By Yvette Martyn
Our weekly round-up of the latest research from recent medical conferences.
Blood tests could detect colorectal cancer early
Two new blood tests could allow for the early detection of colorectal and pancreatic cancers according to research presented at the US 2010 Gastrointestinal Cancers Symposium in Orlando, Florida.
A team from Israel reported that a simple test for blood levels of the CD24 protein is more than 90% sensitive and specific for detecting colorectal cancer, and more than 80% accurate at identifying adenomas.
Another blood protein PAM4 was shown to be present in nearly 90% of pancreatic cancers
2010 Gastrointestinal Cancers Symposium: Abstracts OP162 and 135
Program will calculate breast cancer risk
A primary care screening tool can be used to calculate a woman’s lifetime risk of developing breast cancer, says a US breast cancer surgeon.

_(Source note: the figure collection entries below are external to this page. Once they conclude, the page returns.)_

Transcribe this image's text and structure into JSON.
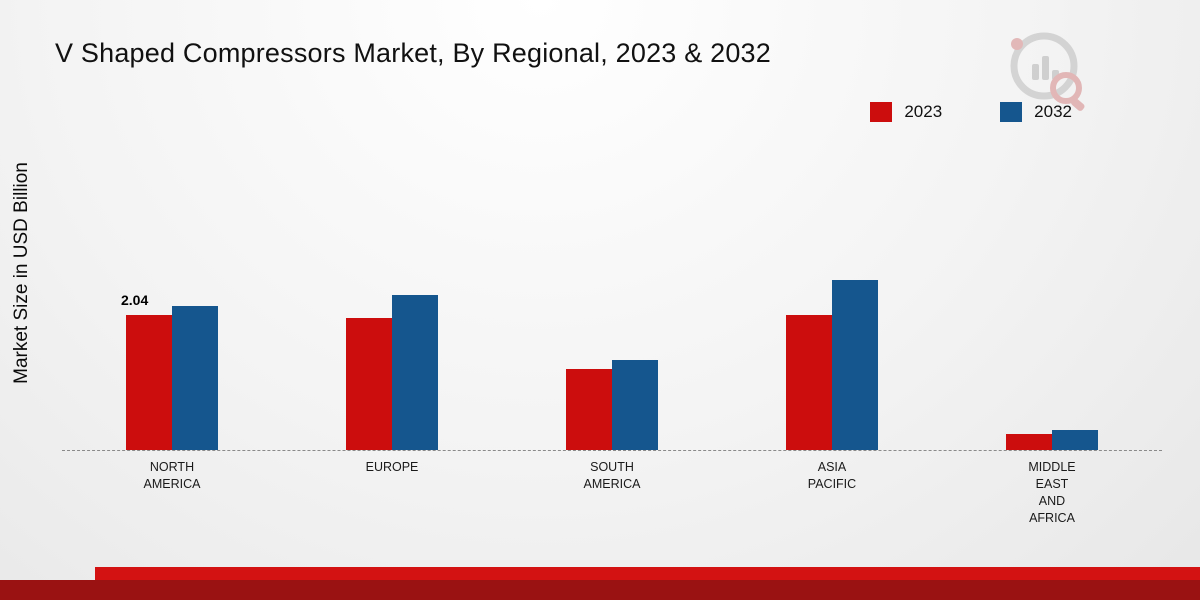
{
  "title": "V Shaped Compressors Market, By Regional, 2023 & 2032",
  "y_axis_label": "Market Size in USD Billion",
  "colors": {
    "series_2023": "#cc0d0d",
    "series_2032": "#15568e",
    "stripe_light": "#d31212",
    "stripe_dark": "#9a1212"
  },
  "legend": {
    "position": "top-right",
    "items": [
      {
        "label": "2023",
        "color": "#cc0d0d"
      },
      {
        "label": "2032",
        "color": "#15568e"
      }
    ]
  },
  "logo_name": "market-research-logo",
  "chart_data": {
    "type": "bar",
    "title": "V Shaped Compressors Market, By Regional, 2023 & 2032",
    "xlabel": "",
    "ylabel": "Market Size in USD Billion",
    "ylim": [
      0,
      3
    ],
    "grid": false,
    "legend_position": "top-right",
    "categories": [
      "NORTH AMERICA",
      "EUROPE",
      "SOUTH AMERICA",
      "ASIA PACIFIC",
      "MIDDLE EAST AND AFRICA"
    ],
    "category_label_lines": [
      [
        "NORTH",
        "AMERICA"
      ],
      [
        "EUROPE"
      ],
      [
        "SOUTH",
        "AMERICA"
      ],
      [
        "ASIA",
        "PACIFIC"
      ],
      [
        "MIDDLE",
        "EAST",
        "AND",
        "AFRICA"
      ]
    ],
    "series": [
      {
        "name": "2023",
        "color": "#cc0d0d",
        "values": [
          2.04,
          2.0,
          1.22,
          2.05,
          0.24
        ]
      },
      {
        "name": "2032",
        "color": "#15568e",
        "values": [
          2.18,
          2.35,
          1.36,
          2.58,
          0.31
        ]
      }
    ],
    "annotation": {
      "series_index": 0,
      "category_index": 0,
      "text": "2.04"
    }
  }
}
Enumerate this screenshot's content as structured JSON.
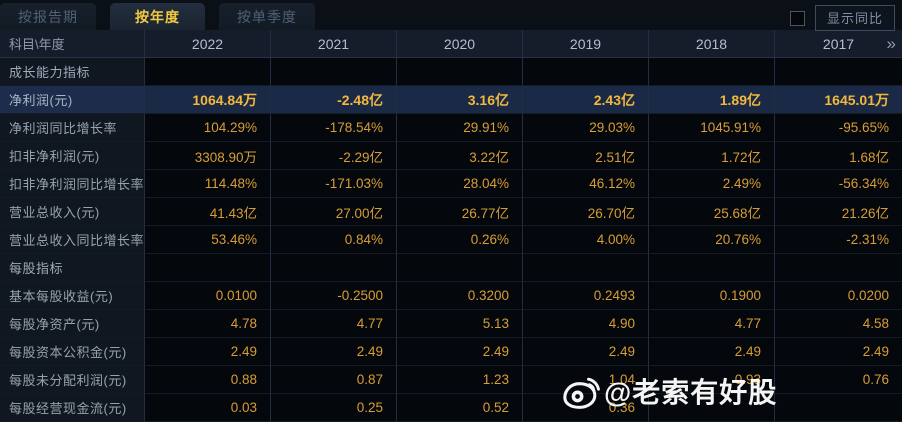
{
  "tabs": [
    {
      "id": "tab-report-period",
      "label": "按报告期",
      "active": false
    },
    {
      "id": "tab-annual",
      "label": "按年度",
      "active": true
    },
    {
      "id": "tab-quarterly",
      "label": "按单季度",
      "active": false
    }
  ],
  "controls": {
    "show_yoy_label": "显示同比",
    "show_yoy_checked": false
  },
  "table": {
    "corner_label": "科目\\年度",
    "years": [
      "2022",
      "2021",
      "2020",
      "2019",
      "2018",
      "2017"
    ],
    "more_icon": "»",
    "rows": [
      {
        "type": "section",
        "label": "成长能力指标",
        "values": [
          "",
          "",
          "",
          "",
          "",
          ""
        ]
      },
      {
        "type": "data",
        "highlight": true,
        "label": "净利润(元)",
        "values": [
          "1064.84万",
          "-2.48亿",
          "3.16亿",
          "2.43亿",
          "1.89亿",
          "1645.01万"
        ]
      },
      {
        "type": "data",
        "highlight": false,
        "label": "净利润同比增长率",
        "values": [
          "104.29%",
          "-178.54%",
          "29.91%",
          "29.03%",
          "1045.91%",
          "-95.65%"
        ]
      },
      {
        "type": "data",
        "highlight": false,
        "label": "扣非净利润(元)",
        "values": [
          "3308.90万",
          "-2.29亿",
          "3.22亿",
          "2.51亿",
          "1.72亿",
          "1.68亿"
        ]
      },
      {
        "type": "data",
        "highlight": false,
        "label": "扣非净利润同比增长率",
        "values": [
          "114.48%",
          "-171.03%",
          "28.04%",
          "46.12%",
          "2.49%",
          "-56.34%"
        ]
      },
      {
        "type": "data",
        "highlight": false,
        "label": "营业总收入(元)",
        "values": [
          "41.43亿",
          "27.00亿",
          "26.77亿",
          "26.70亿",
          "25.68亿",
          "21.26亿"
        ]
      },
      {
        "type": "data",
        "highlight": false,
        "label": "营业总收入同比增长率",
        "values": [
          "53.46%",
          "0.84%",
          "0.26%",
          "4.00%",
          "20.76%",
          "-2.31%"
        ]
      },
      {
        "type": "section",
        "label": "每股指标",
        "values": [
          "",
          "",
          "",
          "",
          "",
          ""
        ]
      },
      {
        "type": "data",
        "highlight": false,
        "label": "基本每股收益(元)",
        "values": [
          "0.0100",
          "-0.2500",
          "0.3200",
          "0.2493",
          "0.1900",
          "0.0200"
        ]
      },
      {
        "type": "data",
        "highlight": false,
        "label": "每股净资产(元)",
        "values": [
          "4.78",
          "4.77",
          "5.13",
          "4.90",
          "4.77",
          "4.58"
        ]
      },
      {
        "type": "data",
        "highlight": false,
        "label": "每股资本公积金(元)",
        "values": [
          "2.49",
          "2.49",
          "2.49",
          "2.49",
          "2.49",
          "2.49"
        ]
      },
      {
        "type": "data",
        "highlight": false,
        "label": "每股未分配利润(元)",
        "values": [
          "0.88",
          "0.87",
          "1.23",
          "1.04",
          "0.93",
          "0.76"
        ]
      },
      {
        "type": "data",
        "highlight": false,
        "label": "每股经营现金流(元)",
        "values": [
          "0.03",
          "0.25",
          "0.52",
          "0.36",
          "",
          ""
        ]
      }
    ]
  },
  "watermark": {
    "text": "@老索有好股",
    "icon": "weibo-icon"
  },
  "colors": {
    "value_gold": "#d89d36",
    "highlight_gold": "#f2b83d",
    "highlight_row_bg": "#1a2946",
    "active_tab_text": "#f5c93f",
    "header_bg": "#151d2a",
    "label_col_bg": "#111720",
    "data_cell_bg": "#04070b"
  }
}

The free online GAIL program was quick for primary care physicians to use and increased referrals for genetic counselling, mammography and MRI scans, Dr Collette Salm-Schmid told delegates at the San Antonio Breast Cancer Symposium.
Details of the program are available from www.cancer.gov/ and searching for Breast Cancer Risk Assessment Tool
32nd Annual San Antonio Breast Cancer Symposium (SABCS), poster 4010
Light therapy has clear benefits in acne
Light therapy given with a light-sensitive topical cream known as photodynamic therapy (PDT) is of clear benefit to patients with acne according to a systematic review.
The review was presented at the Dermatology 2010: Psoriasis, Acne and Dermatitis conference in London. The researchers said that the benefits of PDT may be worth the initial discomfort and that the treatment may be more economical than conventional acne treatments.